In 2009, the company concluded transactions for the lease of some 26 000m² in office and retail space in Windhoek.
"Namibia is fortunate in that the adverse economic conditions have not had a major impact on our country's main sources of income, namely mining, tourism and agriculture. While the annual inflation rate of 7% in December 2009 was reduced compared to 10.9% in December 2008, it is estimated that during 2009 Namibia experienced -1.9% growth,” she comments.
"However, while the hospitality industry reported approximately a 15% decrease in the number of visiting tourists during 2009, this was not the sharp decline that was anticipated due to the global economic crisis. The housing sector has held up well with annual growth in house prices of 23% since October 2008. What is of concern is increased unemployment and the likelihood of price hikes in the cost of electricity.
"Over the past year we have seen a good take-up of vacant commercial space, with retail space in particular remaining in demand. During this period we've also seen a steady rental escalation averaging at approximately eight percent for both office and retail space," she says. Currently office accommodation in major centres such as Windhoek ranges from approximately N$85-130m², depending on the grading of the space.
Smaller offices in periphery, multi-storey in CBD
Pienaar says a trend, which has become evident in Windhoek, is the rezoning and conversion of houses on the periphery of the CBD to smaller office buildings. This is because parking in the city centre is limited, and as businesses prefer, wherever possible, to own their own property rather than lease space.
The company reports a consistent demand for office accommodation in Windhoek, with space recently leased to the International College for distance learning (Intec - which includes Damelin and the Career Development College), the Government of Namibia, Namlife (part of Sanlam), and South African Airways.
Currently the Namibian government is upgrading a number of existing buildings or demolishing old buildings to construct new multi-storey buildings - a factor which is favourably affecting the aesthetics of the city. However, this may create an increased supply of vacant space as it relocates to its own buildings.

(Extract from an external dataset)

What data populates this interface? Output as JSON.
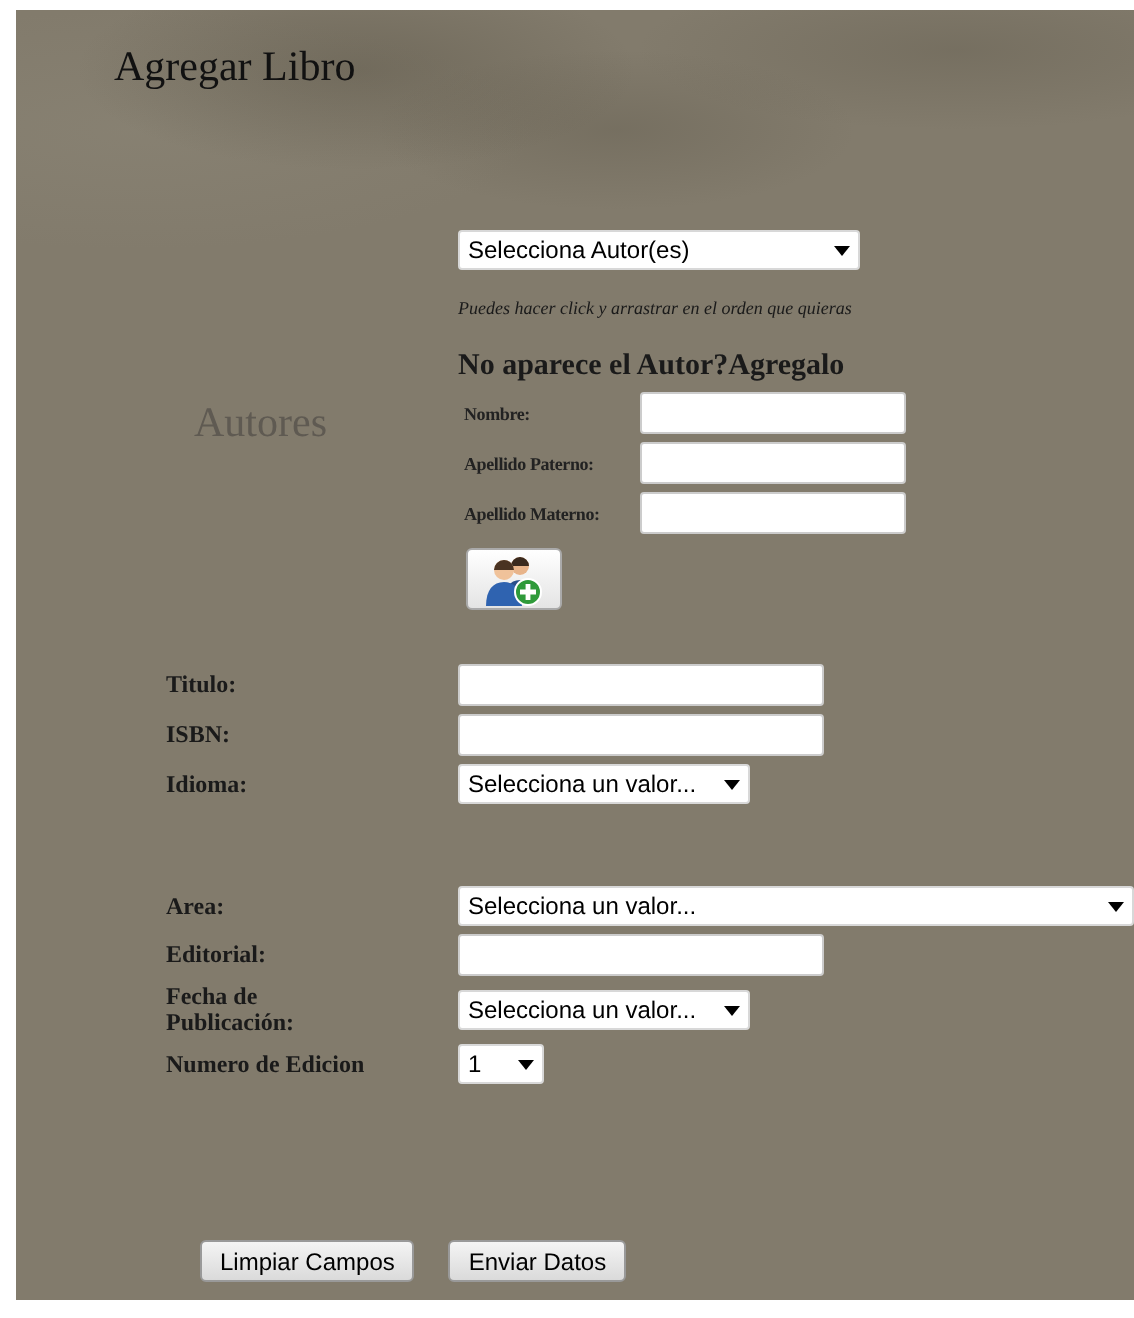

Border retail, SA retailers grow
Commenting on the retail sector Pienaar says, "In the northern town of Oshikango, there is an increasingly high demand for retail rental space as a result of cross border trade, with a constant stream of day shoppers coming into the town from Angola. There is also a significant demand for retail space in the town, with a new centre recently launched as a consequence."
She says a further positive indicator for the retail sector is the fact that several major national South African retailers are increasing their footprint in Namibia. The Oshakati Game shopping centre, which is managed by JHI, is currently being extended with some 1700m² in retail space added and already taken up by various retail outlets, including Edgars, while Mr Price has relocated to larger premises in the centre, with their vacant space taken up by Truworths - thereby increasing the size of its current store. Pick n Pay is planning an upgrade of its store and JHI reports further enquiries and demand for vacant space in this centre.
In addition, the extension of the Oshikango Ellerines centre is already under way with the new area to accommodate Pep Stores and Spar. In relocating its current shop to the new area in the centre, Pep Stores' current shop space will be taken up by other lines in the Pepkor group, which are already represented in the centre but wish to expand.
Pienaar says currently rental rates for retail space varies between N$120-250m² in Windhoek and from approximately N$100 to N$180m²in the north, depending on the size and location of the shops.